Unfortunately this is currently not supported in SoX, so I modified the spectrogram module to add this feature. This I noticed that plotting charts from 1Hz to the nyquist frequency meant that a lot of screen space was wasted in the lower 1 - 50Hz range which is not the most interesting for most audio files. So I also added a switch to set the lower and upper frequencies of the chart (this actually took considerably more work than the plotting to the log scale!).

Log axis spectrogram. Lower frequency details are far more visible.
The modified spectrogram.c file is available here [1]. Visit the SoX site [2], download the source code, replace src/spectrogram.c with this file and compile. This has been tested with the latest code as of 14 Feb 2014.

Summary of changes:
  • Implement -L which plots the spectrogram on a log10 frequency axis. By default from 1Hz to nyquist frequency.
  • Implement -R <low_freq>:<high_freq> : restrict spectrogram frequencies. I also updated the linear scale code to honor this switch.


Example:

sox mymusic.mp3 -n spectrogram -L -R 50:8k

Known problems and observations:
  • At lower frequencies (1 - 100Hz) each spectrum bin in q->dBfs[] array occupies several pixel rows: so it looks blocky. A lesser problem: at the top some frequency bins will be ignored because there will be more than one bin for each pixel row. I could fix the blockyness by getting a more detailed spectrum.
  • If lower and upper frequencies are in the same decade then there are no y axis tick labels. Hopefully will have a fix for that soon.
  • When compiling I'm getting this warning when using log10f() and powf() : "warning: passing argument 1 of 'log10f' as 'float' rather than 'double' due to prototype". According to the man pages for those function they should accept float args! I see some discussion on this relating to compiler switches: but I don't want to go changing anything there.
  • I created two new functions to parse the -R frequency range switch to cut down on code duplication.
    parse_range (const char *s, int *a, int *b)
    parse_num_with_suffix (const char *s, int *a)
    I'm not familiar with the sox code base, so I'm not sure if similar functions already exist (I couldn't find any). I'm also concerned I'm making a temporary change to a string in parse_range when the type is const char *.  I need to brush up on my C :)


Footnotes:

[1] https://github.com/jdesbonnet/joe-desbonnet-blog/tree/master/projects/sox-log-spectrogram

[2] http://sox.sourceforge.net/


3 comments:

Anonymous said...

Great article! I followed your instructions. Got the source, replaced your file, compiled and installed. but nothing changed.

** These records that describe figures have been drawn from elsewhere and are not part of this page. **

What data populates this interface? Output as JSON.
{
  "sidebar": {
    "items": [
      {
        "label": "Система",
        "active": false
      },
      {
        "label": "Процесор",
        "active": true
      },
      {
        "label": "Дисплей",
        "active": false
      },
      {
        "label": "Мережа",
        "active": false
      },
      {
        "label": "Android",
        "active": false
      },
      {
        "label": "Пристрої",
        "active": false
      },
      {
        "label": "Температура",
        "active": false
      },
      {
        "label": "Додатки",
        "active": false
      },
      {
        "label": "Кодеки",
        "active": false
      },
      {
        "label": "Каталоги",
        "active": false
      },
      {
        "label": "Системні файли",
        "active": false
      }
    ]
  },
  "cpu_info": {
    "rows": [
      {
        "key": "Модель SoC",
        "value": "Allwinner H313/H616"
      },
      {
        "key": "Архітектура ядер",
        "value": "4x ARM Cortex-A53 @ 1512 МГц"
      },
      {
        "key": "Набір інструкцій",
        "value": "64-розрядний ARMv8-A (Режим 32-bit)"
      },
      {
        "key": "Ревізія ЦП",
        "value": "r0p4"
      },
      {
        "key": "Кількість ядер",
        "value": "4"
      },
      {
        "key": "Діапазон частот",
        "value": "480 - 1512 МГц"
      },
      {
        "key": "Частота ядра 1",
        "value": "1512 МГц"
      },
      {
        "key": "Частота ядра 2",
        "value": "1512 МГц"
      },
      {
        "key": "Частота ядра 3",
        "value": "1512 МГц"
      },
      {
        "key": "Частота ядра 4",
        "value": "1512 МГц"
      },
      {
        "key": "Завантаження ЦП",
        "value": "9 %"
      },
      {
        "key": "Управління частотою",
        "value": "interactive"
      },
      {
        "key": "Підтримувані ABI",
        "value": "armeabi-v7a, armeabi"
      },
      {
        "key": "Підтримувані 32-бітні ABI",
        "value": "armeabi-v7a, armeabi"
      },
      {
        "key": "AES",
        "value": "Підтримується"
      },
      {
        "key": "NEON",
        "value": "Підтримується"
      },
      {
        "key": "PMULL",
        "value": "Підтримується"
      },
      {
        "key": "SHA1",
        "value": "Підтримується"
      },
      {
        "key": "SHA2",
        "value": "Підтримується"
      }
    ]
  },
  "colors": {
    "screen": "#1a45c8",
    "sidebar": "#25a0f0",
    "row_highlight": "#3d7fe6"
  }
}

Is it because I had SoX already installed (by apt-get) and didn't install it. I thought Could this be why it's not working?

Joe Desbonnet said...

Sorry for the delay in replying: yes, if you already have it installed, you'll probably need to have an explicit path to the new binary when invoking sox (I can't remember exactly where the binary is
but your command line might like something like this

/home/jbloggs/my-modified-sox/bin/sox ...sox args...

lifeh2o said...

Log graph is stretched out on bottom. So the frequencies are not scaled in log, but instead it is just the image stretched like log scale, right?